Good to know, thanks.

This is sidebar, but could you help elaborate a bit on what the limitations are?

My Aeotec Z-Stick came with firmware: 7.11.

Here is the link to update the firmware to 7.15. Have not jet done the upgrade myself

As a side note, Googling HA Blue vs. RPI 4:
Hardkernel claims that the ODROID-N2 Plus is **roughly twice as fast as** the Raspberry Pi 4

Good to have the link, unfortunately that firmware doesnt fix the ‘dropping’ issue.

Sure!

  • HA Upgrades were not easy to perform
  • QNAP folder structure made it hard to locate HA folders -
  • Many QNAP updates require reboots.

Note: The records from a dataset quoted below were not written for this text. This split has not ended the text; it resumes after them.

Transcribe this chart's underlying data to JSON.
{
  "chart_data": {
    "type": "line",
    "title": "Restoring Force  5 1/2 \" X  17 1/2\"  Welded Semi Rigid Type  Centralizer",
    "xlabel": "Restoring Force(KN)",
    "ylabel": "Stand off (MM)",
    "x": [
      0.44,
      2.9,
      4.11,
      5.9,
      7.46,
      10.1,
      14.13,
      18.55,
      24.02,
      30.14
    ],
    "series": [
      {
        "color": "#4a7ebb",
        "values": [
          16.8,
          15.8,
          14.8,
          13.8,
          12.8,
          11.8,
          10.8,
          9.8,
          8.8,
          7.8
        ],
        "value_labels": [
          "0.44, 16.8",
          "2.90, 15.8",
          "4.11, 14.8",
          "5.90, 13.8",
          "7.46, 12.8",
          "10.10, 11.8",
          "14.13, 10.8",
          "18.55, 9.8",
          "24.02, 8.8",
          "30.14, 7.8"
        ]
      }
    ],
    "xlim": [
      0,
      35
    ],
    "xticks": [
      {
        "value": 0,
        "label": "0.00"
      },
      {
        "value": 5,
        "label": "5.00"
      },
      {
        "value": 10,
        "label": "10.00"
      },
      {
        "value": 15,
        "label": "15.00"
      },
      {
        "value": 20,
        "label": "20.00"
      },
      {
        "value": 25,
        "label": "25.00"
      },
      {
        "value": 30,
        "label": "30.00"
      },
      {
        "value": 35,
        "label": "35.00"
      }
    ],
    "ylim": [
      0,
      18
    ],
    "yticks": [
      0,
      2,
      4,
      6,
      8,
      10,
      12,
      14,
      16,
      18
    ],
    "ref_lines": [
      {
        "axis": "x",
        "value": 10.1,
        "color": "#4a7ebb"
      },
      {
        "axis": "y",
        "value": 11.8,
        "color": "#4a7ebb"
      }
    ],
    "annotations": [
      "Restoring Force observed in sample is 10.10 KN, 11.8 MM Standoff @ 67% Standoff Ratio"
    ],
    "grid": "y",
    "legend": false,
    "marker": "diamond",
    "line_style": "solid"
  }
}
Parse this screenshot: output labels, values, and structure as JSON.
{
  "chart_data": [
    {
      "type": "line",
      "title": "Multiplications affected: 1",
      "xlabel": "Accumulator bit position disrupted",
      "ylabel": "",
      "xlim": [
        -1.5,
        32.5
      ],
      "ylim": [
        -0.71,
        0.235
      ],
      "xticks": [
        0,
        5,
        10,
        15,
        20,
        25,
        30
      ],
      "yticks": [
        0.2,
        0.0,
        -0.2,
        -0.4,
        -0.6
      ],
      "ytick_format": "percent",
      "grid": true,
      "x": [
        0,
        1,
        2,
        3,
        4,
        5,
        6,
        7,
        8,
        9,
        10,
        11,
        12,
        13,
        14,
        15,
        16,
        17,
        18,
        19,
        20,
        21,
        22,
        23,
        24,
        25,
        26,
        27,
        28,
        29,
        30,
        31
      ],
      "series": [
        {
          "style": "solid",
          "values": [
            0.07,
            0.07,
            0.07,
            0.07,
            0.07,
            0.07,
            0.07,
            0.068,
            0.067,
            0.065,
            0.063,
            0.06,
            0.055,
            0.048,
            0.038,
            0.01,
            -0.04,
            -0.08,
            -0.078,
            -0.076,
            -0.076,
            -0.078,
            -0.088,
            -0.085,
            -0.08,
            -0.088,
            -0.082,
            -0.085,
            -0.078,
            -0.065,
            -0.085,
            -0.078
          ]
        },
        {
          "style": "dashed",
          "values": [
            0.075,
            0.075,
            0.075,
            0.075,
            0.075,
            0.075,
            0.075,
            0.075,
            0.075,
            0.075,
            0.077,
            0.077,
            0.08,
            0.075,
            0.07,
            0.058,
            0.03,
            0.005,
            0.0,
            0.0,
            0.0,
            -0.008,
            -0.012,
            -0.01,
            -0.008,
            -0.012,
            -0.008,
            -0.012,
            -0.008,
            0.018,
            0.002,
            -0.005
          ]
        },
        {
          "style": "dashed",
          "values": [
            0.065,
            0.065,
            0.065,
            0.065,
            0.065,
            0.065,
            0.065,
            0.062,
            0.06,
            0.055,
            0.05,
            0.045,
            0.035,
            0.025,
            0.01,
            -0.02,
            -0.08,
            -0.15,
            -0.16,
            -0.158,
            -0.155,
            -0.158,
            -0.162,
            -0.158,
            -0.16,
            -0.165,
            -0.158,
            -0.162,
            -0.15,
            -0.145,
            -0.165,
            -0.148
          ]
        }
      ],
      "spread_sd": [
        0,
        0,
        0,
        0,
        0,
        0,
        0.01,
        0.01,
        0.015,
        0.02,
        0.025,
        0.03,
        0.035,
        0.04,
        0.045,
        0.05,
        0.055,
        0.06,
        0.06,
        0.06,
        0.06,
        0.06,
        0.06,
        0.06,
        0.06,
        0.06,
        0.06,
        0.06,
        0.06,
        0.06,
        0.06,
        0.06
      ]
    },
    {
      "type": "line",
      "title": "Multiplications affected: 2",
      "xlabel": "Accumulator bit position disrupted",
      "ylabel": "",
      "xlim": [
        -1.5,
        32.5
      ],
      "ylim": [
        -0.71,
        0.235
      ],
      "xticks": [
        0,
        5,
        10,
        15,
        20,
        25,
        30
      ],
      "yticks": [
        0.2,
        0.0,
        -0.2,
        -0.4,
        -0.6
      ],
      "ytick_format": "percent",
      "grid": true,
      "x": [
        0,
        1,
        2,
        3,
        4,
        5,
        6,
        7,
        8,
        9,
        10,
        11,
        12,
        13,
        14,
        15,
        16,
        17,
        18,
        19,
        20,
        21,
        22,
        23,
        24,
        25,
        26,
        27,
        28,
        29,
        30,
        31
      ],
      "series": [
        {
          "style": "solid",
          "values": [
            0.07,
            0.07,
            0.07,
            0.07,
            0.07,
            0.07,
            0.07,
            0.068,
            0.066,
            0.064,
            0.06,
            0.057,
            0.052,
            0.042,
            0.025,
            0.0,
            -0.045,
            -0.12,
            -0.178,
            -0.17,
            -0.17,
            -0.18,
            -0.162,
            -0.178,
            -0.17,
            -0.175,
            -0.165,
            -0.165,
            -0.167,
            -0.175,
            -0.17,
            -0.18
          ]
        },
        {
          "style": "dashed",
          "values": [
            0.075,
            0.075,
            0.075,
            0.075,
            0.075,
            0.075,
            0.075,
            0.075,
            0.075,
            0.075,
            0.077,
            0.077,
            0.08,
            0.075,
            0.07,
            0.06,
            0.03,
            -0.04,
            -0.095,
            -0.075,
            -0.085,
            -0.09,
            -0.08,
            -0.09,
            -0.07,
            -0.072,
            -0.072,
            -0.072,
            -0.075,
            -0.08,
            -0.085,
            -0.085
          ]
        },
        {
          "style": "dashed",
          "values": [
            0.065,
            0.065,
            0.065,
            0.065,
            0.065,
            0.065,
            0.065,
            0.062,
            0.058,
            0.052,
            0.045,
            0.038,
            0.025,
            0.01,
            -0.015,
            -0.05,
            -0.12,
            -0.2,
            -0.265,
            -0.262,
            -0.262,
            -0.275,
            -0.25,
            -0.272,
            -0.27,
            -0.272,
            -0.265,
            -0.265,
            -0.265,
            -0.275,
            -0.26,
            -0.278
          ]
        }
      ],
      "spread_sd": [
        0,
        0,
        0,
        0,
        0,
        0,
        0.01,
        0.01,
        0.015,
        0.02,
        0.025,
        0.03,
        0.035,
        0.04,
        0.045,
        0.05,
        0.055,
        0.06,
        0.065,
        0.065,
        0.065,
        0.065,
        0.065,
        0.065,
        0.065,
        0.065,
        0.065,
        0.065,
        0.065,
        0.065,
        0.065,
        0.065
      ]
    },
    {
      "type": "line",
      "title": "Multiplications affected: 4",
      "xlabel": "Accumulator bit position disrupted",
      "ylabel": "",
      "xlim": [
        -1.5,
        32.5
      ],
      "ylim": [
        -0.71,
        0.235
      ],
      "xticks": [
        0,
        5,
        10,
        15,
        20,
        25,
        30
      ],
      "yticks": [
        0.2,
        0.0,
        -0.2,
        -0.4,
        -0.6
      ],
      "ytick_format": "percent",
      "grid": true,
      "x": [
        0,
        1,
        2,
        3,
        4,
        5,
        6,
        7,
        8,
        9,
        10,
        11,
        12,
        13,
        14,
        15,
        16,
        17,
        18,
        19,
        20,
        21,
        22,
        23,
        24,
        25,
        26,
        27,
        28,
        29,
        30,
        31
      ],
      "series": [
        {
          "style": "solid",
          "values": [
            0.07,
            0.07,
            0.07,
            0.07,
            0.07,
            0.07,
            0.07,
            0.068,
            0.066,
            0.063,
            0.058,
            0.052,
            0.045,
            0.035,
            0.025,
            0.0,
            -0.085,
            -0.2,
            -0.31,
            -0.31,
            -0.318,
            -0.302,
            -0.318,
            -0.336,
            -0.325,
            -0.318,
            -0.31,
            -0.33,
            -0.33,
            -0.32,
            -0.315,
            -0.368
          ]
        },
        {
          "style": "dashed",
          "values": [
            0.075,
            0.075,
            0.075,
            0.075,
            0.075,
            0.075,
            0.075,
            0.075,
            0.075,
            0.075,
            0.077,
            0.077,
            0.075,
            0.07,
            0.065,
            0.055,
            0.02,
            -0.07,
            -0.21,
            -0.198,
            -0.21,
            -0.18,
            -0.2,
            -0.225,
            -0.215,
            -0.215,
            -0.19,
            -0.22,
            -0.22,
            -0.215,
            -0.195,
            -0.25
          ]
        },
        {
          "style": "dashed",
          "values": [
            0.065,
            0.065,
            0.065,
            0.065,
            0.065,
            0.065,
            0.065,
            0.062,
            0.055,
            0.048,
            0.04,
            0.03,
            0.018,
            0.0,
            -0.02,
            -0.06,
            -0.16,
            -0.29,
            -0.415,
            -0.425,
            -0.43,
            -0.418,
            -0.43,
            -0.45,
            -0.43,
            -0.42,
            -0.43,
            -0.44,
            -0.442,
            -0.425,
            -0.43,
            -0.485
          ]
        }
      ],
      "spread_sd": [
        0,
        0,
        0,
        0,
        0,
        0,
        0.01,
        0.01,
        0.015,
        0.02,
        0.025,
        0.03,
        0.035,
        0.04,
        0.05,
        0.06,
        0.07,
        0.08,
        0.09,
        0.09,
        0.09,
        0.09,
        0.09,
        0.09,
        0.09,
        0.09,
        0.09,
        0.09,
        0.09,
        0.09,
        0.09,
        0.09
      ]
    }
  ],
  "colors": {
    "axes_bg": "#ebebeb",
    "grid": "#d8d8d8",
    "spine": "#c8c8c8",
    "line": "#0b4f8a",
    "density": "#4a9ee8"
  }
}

This means HA has to be shutdown - no control over devices during this time.
  • HA performance degraded when QNAP processor was heavily taxed - virus scans, large backups

There’s probably a few other issues but it’s been over two years since I moved to an independent device for HA so I’ve forgotten some of them.

Haven’t read this in detail but maybe 7.16 has solved it:

Did an update to Firmware: 7.16, - at least did not brick my dongle.

No, the issue is not solved yet.

FYI: SilikonLabs are coming with a z-Wave 800 during 2022.